Amanda de Azevedo Soares Careno - Psiquiatra
Atravessar o caminho de elaboração da perda de alguém amado e da adaptação a uma nova realidade de vida sem dúvida é um dos processos mais desafiadores e difíceis da nossa existência terrena. É através das relações humanas, dos afetos familiares e fraternos que nos constituímos em nossa individualidade e através dessas relações norteamos também nossos referenciais de mundo, nos mais diferentes aspectos. Temos a tendência a pensar e sentir o mundo de maneira semelhante àqueles com quem mais convivemos.
Carregamos orgulhosamente em nós os trejeitos de um avô amado, o tempero da avó querida, a paixão pelos livros daquela tia professora, as habilidades manuais do tio inventor, o gosto musical compartilhado com um irmão artista e o olhar amoroso e compassivo de nossos pais e outras pessoas que são referenciais de afeto.
Quando vivemos a perda, parece que um buraco em nossa vida se abre. O luto nos dá a sensação de que algo essencial nos foi tomado, e a partir desse instante nos vemos perdidos, pois por alguns momentos sentimos que nosso referencial de mundo se transformou. E sim, tudo mudou.
Mesmo que em algumas situações, o momento da perda seja de alguma forma previsível, nunca é possível se preparar totalmente para o luto. Cada relação humana é única, e só podemos saber o que sentiremos na ausência do convívio com cada pessoa quando vivemos essa situação.
Considerando os aspectos emocionais, é esperado que as pessoas precisem de tempo para viver o processo de elaboração do luto. Segundo o mundialmente citado modelo da psiquiatra suíça, Elisabeth Kübler-Ross, passaremos pelas fases da negação, raiva, barganha e depressão, até que cheguemos à aceitação do luto. Não há um tempo exato para esse processo.
Quando chegamos à aceitação, não significa que não sentiremos saudades e mesmo alguns rompantes de tristeza. Mas conseguimos nos lembrar da pessoa querida de forma que prevalecem as lembranças do amor vivido e dos inúmeros momentos essenciais passados juntos.

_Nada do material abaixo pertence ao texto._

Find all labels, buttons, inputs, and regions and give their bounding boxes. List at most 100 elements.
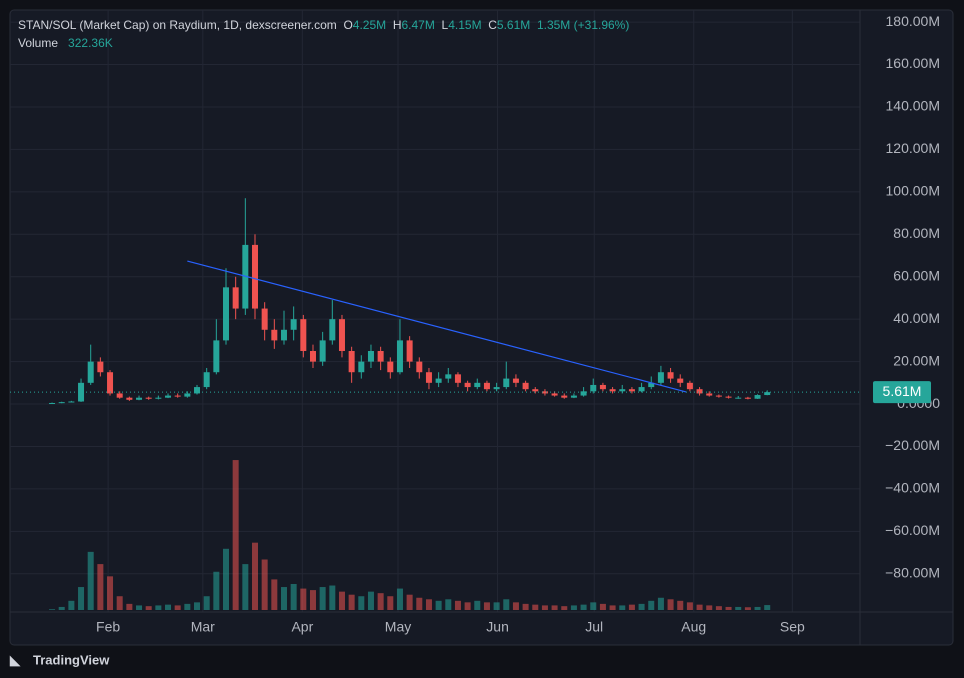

Dessa forma, o amor perdura. E não é clichê dizer que aqueles que nos deixam, seguem vivendo através de nós, de nosso amor, comportamentos e atitudes. E se a conversa costumeira já não é possível, que lhes dediquemos nosso carinho, gratidão e orações.
É certo que a oração e o fortalecimento da fé são caminhos essenciais para o conforto no momento da dor, pois, embora a separação possa ser dura, conseguimos alento na convicção do reencontro na vida eterna, ao lado do Pai.
Fernandópolis, 29 de outubro de 2024.
Amanda de Azevedo Soares Careno
Psiquiatra
Os artigos assinados não representam necessariamente a opinião da Diocese de Jales
“Embora a separação possa ser dura, conseguimos alento na convicção do reencontro na vida eterna, ao lado do Pai”.